The World Cup aside, winning the Champions League is probably the greatest summit one can claim to have scaled in the world of football. Those who win it are lavished with honours, airbrushed onto the covers of magazines, splashed on to the front pages of newspapers with headlines screaming their achievements to the world, featured on…you get the drift.

The feat becomes grander when achieved with an unheralded club.

In 1995, Louis van Gaal led Dutch club AFC Ajax Amsterdam to glory in Europe’s premier club competition, beating Italian giants AC Milan in the final. The Rossoneri have won the maximum number of European Cup titles after Real Madrid, but this victory over Milan was no flash in the pan.

The Dutchman had led the capital club to victories in the Eredivisie (Dutch Premier League) for three consecutive seasons: 1993-94, 1994-95 and 1995-96. He’d also go on to win the Johan Cruyff Shield in those seasons. This was preceded by the Dutch Cup (1992-93) and the UEFA Cup (1991-92) during his first season with the Club named after the mythical Greek hero.

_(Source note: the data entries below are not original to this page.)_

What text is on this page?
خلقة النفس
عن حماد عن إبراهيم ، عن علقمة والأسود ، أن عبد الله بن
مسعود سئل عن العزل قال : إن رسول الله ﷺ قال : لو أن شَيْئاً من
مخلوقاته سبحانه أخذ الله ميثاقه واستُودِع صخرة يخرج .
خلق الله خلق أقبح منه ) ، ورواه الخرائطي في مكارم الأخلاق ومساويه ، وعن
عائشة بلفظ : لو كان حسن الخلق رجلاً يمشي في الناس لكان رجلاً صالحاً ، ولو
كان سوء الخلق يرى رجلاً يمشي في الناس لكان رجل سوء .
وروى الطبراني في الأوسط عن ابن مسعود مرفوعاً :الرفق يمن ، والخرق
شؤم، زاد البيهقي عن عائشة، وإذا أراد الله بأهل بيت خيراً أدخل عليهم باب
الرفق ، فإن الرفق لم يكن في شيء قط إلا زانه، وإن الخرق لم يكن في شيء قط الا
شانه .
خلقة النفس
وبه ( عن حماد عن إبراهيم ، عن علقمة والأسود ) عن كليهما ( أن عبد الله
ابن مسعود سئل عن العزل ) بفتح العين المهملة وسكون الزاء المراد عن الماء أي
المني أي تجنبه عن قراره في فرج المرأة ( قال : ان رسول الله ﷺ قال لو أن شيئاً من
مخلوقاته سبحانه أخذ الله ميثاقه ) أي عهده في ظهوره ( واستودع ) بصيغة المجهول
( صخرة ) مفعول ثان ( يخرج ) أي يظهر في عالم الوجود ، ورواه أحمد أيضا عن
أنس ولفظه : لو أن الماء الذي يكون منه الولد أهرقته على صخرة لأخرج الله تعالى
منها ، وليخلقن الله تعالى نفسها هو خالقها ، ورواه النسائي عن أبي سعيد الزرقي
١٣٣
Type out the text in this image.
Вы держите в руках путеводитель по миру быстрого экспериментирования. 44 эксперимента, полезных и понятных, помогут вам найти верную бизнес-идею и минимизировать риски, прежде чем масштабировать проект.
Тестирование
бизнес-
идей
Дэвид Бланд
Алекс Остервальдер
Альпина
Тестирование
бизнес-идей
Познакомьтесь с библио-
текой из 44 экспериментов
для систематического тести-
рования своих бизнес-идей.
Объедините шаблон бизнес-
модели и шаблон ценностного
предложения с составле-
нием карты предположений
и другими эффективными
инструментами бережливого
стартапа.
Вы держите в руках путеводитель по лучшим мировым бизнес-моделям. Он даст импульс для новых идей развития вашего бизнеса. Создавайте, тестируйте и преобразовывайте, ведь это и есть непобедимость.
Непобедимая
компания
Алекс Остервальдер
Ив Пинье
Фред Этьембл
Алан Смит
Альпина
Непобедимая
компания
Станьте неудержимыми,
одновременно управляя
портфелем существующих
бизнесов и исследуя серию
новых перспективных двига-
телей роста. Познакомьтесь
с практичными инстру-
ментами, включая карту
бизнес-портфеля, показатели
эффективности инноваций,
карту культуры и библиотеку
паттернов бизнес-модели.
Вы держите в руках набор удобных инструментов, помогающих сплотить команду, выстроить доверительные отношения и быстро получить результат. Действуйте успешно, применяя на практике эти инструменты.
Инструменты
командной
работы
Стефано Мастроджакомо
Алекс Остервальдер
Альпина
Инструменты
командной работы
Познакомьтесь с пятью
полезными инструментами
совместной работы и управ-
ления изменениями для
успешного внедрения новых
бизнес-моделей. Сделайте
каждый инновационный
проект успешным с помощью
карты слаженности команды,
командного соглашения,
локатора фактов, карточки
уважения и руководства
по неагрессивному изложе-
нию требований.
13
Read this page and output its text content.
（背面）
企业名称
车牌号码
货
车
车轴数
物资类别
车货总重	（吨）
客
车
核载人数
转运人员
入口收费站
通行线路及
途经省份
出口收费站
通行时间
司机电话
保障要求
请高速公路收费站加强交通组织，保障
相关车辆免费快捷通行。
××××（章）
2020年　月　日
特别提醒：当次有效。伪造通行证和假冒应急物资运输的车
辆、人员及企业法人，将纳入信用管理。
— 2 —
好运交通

Indeed, 1991-97 was van Gaal’s most successful period of his still-to-be-concluded managerial career. To his Champions League exploits in 1995, he added the UEFA Super Cup and Intercontinental Cup (now known as the Club World Cup) all while going on to win yet another domestic league title.

He went to Barcelona in 1997 – taking over from Bryan Robson – winning two consecutive La Liga titles and a Spanish Cup. He then managed his country’s national team, but the Netherlands failed to qualify for Korea-Japan 2002, which meant he stepped down as coach of the Oranje in 2002. A short stint at Barcelona was then followed by a return to Ajax as technical director.

He went to AZ Alkmaar as coach. In the four years spent at AZ, he won the league title once (2008-09), finished third once (2005-06) and reached the final of the Dutch Cup in 2007, losing 8-7 on penalties to his former team, Ajax. He then moved to what he called his ‘dream club’, Bayern Munich. There he won the German Bundesliga in his first season in 2010, making him the first Dutch coach to win the German League. They also reached the final of the Champions League, losing 0-2 to Inter Milan, but they did win the German Cup.

His second season however, was marred by infighting and a failure to build on his debut season. The man who’d been awarded the Manager of the Year Award by the Deutscher Fussball Bund was sacked even before the end of his second season after the Bavarians failed to hold on to third place.

After a year’s hiatus from management, the 61-year-old returned to the fold, and is now at the helm of the Netherlands national football team once again, with the aim of qualifying for Brazil 2014.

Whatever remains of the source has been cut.